Reviewed by Marcia Gronewold Sly
Special to The Ellsworth American
ORONO — To presented last Friday’s Masterworks IV concert, “Mozart & Schubert,” Bangor Symphony Orchestra Music Director and Conductor Lucas Richman made the most of a reduced orchestra and fit together three works that share similar instrumentation. The online concert also included the little-known composer, Marianna Martines’s Sinfonia in C Major. In his pre-concert talk, Maestro Richman expressed his delight at discovering the piece. Featuring Martines, he noted, advances the symphony’s goal of programming works by composers, including women, who are under-represented in Western classical music. Scored for strings, flute, oboes, French horns, and harpsichord, the Austrian composer’s Sinfonia is a charming piece in three movements.
In Friday’s Masterworks IV concert, Richman leads a good-natured performance, the lively first and third movements bracketing the lyrical middle movement.

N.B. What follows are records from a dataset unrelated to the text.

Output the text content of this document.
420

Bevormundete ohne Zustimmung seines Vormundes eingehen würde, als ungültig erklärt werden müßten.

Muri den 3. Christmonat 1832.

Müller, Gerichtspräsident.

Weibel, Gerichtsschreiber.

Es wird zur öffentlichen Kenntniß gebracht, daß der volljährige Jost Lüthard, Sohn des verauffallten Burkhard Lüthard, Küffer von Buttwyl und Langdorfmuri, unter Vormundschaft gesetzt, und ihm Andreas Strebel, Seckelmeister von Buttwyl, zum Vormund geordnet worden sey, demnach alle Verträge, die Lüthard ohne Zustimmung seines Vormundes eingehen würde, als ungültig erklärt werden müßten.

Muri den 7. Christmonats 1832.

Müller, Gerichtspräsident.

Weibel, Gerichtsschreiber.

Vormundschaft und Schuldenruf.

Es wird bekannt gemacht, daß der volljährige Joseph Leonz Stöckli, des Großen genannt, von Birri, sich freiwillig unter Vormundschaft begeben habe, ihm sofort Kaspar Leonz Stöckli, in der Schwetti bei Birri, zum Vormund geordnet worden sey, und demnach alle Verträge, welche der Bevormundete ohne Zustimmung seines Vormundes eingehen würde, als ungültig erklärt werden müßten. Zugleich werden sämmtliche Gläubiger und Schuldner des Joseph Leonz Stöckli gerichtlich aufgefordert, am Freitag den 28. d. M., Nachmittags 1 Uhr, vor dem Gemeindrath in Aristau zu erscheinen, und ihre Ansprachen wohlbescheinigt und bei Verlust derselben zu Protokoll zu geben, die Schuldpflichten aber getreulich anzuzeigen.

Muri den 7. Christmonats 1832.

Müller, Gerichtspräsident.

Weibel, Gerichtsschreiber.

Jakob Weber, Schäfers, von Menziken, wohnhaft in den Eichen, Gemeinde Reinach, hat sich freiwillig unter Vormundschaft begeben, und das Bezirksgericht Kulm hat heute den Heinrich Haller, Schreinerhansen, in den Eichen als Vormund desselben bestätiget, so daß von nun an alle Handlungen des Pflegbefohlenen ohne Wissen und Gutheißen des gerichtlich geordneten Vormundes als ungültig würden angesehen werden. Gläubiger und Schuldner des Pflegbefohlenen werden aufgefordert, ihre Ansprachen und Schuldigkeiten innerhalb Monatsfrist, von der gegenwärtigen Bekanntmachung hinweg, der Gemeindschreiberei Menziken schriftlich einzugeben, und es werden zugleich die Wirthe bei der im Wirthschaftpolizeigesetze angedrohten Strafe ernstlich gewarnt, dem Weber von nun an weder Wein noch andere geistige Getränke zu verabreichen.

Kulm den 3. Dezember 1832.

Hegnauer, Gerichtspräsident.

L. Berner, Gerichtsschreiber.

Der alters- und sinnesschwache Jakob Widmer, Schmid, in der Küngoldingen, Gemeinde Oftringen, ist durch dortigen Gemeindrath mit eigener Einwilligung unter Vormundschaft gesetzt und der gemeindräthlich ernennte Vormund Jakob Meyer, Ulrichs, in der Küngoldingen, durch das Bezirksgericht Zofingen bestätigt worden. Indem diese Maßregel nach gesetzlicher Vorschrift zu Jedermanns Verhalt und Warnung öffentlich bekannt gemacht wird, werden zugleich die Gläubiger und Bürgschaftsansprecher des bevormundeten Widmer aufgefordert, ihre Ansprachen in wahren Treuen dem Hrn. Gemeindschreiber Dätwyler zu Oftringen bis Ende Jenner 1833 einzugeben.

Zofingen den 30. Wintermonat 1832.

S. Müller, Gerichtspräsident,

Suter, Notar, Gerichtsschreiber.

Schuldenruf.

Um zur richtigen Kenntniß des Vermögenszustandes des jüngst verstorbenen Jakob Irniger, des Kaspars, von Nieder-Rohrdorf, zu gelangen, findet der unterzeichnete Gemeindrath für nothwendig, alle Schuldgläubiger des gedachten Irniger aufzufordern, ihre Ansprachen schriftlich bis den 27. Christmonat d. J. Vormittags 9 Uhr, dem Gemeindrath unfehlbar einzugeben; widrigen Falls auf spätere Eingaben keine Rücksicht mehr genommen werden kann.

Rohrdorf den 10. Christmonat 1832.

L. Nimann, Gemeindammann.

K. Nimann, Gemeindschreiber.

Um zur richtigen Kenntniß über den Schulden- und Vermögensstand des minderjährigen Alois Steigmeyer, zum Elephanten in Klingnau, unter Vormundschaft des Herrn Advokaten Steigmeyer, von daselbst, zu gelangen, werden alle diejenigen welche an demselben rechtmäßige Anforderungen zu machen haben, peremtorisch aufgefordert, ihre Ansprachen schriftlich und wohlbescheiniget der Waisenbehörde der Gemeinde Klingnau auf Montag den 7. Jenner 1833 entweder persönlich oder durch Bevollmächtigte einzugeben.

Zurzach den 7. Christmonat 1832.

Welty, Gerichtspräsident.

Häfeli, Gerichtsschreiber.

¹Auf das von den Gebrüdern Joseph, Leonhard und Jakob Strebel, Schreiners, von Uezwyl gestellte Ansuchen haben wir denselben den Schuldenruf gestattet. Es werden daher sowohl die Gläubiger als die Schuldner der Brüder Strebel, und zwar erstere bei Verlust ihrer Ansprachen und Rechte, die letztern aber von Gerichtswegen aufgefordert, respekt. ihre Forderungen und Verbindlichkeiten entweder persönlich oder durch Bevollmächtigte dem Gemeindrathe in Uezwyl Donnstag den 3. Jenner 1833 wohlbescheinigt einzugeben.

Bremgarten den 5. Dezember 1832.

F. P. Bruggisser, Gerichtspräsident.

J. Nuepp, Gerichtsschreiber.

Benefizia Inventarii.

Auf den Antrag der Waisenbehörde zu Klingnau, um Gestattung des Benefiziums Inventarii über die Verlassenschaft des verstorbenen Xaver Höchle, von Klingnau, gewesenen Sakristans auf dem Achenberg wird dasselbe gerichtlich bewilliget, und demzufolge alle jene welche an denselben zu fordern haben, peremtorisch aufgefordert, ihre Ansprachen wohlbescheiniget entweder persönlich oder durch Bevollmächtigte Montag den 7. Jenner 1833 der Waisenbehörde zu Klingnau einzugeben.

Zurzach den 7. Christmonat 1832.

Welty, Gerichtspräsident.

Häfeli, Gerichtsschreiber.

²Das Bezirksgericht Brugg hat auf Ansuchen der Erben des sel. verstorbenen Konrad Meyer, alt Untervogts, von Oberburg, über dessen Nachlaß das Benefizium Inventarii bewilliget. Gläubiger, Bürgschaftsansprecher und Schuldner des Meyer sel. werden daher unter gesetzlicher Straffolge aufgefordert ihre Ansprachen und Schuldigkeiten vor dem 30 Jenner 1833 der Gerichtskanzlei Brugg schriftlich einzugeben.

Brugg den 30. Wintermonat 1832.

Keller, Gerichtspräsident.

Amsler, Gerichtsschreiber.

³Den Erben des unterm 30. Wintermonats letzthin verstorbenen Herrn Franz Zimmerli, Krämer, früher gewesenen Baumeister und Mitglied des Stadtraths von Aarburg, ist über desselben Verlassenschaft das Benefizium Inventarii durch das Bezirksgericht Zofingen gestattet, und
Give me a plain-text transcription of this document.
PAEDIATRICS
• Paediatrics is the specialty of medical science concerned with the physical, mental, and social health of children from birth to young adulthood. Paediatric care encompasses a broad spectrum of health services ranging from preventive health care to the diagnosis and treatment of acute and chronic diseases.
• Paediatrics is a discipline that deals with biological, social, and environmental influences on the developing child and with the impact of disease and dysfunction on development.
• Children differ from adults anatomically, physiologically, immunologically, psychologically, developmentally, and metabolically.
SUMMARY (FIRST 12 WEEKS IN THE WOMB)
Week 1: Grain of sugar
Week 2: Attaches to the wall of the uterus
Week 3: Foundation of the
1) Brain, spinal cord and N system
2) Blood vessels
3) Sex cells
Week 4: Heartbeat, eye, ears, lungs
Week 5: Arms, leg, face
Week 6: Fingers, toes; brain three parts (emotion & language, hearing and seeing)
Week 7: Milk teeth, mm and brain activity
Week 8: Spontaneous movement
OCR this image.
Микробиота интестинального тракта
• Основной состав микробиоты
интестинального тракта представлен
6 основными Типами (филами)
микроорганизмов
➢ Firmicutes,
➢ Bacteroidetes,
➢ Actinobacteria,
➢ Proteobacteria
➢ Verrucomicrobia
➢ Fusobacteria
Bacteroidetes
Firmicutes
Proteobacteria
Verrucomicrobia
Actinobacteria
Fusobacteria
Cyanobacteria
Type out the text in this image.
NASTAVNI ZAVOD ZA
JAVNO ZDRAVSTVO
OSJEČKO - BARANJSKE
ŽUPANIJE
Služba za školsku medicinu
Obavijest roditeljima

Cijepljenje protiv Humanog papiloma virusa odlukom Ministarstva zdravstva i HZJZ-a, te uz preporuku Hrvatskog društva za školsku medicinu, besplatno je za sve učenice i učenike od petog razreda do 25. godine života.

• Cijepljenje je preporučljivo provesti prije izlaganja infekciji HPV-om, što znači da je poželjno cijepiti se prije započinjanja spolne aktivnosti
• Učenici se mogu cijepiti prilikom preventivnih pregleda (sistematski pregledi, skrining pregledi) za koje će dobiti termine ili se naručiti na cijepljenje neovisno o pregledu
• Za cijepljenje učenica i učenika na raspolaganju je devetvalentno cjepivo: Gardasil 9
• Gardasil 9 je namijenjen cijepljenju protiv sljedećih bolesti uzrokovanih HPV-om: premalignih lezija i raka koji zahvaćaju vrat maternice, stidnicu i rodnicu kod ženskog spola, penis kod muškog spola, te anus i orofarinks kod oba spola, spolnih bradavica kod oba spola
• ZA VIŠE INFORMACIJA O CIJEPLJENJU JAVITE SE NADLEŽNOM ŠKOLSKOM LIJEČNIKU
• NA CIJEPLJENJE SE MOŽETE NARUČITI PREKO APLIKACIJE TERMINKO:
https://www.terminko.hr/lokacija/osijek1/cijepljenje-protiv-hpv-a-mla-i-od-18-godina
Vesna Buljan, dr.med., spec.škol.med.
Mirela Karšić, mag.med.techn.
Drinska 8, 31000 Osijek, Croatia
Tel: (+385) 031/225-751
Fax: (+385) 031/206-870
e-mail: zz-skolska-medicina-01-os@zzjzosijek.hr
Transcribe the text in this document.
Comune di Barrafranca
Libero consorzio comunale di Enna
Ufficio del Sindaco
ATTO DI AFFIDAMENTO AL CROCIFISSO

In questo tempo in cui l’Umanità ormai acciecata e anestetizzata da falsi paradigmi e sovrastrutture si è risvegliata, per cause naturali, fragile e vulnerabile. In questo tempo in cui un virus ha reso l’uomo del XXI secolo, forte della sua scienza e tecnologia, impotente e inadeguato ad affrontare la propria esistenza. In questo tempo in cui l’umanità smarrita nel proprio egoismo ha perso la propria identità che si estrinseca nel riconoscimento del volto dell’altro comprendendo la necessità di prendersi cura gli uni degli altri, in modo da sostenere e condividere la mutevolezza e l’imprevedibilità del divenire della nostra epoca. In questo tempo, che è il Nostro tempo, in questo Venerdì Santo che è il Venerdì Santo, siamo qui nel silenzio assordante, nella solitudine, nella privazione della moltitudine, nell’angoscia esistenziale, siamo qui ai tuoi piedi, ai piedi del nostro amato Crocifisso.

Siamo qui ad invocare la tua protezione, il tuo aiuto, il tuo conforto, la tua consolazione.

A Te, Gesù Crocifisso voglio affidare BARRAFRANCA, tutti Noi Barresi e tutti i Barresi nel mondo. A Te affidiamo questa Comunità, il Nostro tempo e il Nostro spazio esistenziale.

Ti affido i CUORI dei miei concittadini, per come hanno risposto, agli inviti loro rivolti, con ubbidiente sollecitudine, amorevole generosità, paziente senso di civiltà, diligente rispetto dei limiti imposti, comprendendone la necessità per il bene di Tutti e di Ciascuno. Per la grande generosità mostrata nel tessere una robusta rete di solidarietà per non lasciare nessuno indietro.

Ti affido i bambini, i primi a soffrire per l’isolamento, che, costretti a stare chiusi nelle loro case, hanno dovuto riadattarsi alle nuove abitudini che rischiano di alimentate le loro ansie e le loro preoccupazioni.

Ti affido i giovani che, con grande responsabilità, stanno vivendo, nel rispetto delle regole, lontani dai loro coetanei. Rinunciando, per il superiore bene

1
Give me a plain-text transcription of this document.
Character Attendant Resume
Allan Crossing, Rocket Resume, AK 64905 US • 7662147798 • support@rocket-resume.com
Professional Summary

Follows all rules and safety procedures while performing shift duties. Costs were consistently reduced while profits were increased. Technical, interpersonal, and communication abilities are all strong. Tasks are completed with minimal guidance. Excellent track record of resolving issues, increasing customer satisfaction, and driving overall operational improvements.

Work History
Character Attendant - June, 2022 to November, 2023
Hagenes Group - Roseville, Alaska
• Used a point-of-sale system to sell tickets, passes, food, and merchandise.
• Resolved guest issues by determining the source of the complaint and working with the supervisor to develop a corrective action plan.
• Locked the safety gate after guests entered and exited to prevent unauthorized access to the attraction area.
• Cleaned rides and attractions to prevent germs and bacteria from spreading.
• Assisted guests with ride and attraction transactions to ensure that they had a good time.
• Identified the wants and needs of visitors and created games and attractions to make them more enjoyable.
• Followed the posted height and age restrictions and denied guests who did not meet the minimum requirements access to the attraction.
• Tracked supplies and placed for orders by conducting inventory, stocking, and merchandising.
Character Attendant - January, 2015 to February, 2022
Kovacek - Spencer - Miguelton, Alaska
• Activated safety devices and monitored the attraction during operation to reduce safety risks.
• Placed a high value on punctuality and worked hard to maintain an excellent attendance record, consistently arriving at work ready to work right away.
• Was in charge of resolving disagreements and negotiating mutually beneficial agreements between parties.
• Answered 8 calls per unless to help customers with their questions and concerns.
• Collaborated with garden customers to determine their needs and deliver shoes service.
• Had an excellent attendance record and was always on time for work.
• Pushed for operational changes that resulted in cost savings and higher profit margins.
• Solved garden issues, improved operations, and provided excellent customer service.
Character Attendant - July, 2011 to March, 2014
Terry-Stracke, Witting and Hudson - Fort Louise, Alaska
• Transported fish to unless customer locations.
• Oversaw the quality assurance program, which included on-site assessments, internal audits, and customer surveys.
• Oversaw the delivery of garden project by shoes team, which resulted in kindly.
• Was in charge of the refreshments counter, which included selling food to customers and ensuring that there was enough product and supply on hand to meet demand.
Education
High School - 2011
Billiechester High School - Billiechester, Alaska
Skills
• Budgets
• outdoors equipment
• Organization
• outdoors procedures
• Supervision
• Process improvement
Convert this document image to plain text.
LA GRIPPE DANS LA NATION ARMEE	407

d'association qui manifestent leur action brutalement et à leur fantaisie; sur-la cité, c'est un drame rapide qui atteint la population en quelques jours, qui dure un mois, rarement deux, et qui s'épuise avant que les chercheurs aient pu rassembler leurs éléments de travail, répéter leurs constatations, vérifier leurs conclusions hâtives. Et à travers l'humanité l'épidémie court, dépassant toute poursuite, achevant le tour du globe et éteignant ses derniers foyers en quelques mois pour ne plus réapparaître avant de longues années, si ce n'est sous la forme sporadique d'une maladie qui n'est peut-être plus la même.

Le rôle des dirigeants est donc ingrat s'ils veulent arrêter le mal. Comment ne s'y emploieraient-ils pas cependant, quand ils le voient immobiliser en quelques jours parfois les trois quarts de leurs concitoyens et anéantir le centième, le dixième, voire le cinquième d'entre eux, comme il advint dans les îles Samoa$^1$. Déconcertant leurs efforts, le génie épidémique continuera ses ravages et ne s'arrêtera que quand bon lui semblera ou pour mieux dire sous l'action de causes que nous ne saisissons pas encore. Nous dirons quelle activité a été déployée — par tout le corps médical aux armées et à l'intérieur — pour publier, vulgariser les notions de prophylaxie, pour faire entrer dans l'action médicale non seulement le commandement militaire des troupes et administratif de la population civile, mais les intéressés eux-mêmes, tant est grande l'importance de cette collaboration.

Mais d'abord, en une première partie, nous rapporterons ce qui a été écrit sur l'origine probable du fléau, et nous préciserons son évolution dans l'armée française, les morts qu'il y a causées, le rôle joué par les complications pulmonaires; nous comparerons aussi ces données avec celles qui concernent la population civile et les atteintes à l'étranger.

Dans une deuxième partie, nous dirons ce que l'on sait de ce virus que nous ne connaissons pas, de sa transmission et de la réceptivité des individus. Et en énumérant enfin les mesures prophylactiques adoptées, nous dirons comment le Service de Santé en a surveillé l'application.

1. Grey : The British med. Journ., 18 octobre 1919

Jennifer Frautschi, the soloist for Mozart’s Violin Concerto No. 1 in B-flat Major, tells concert-goers that one of the reasons this concerto is less often performed has to do with the key signature, which is rather awkward for the violin. In her performance, there is no hint of awkwardness. She sails confidently through arpeggios and passagework in the opening movement, caresses the poignant, lyrical lines in the middle adagio, and tosses off virtuosic passages in the Presto finale. It is customary for violinists to play their own cadenzas; Frautschi says that hers are taken from various sources, including her teacher, the Mozart scholar Robert Levin. It’s in the cadenzas (where the orchestra is tacet) that she is most expressive. Throughout the performance, the orchestra becomes a sympathetic partner, supporting and joining in nice interplay with the soloist.
Schubert wrote his Fifth Symphony, also in B-flat Major, when he was just 19 years old and strongly influenced by the music of Mozart. Both composers — in fact, all three highlighted at this concert — wrote many works for the voice, which is evident in this symphony through the role that melody plays. There are no trumpets, percussion, or clarinets in the score. Taking advantage of this lighter instrumentation, the BSO strings join with the woodwinds to produce an effervescent introductory movement. The second movement centers on a poignant theme shared by the strings and woodwinds, answering and echoing each other in an elegant performance. The conversational spirit continues in the third movement — a real feat, considering that the strings and wind instruments are separated by plexiglass erected as a safeguard against virus transmission, which must make it difficult for the sections to hear each other. The concert ends with a cheerful Allegro vivace.
The “Mozart & Schubert” concert was released on May 14 and is for available for 30 days at bangorsymphony.org. While you’re there, check out the “Resources” tab for the pre-concert talk and other extras.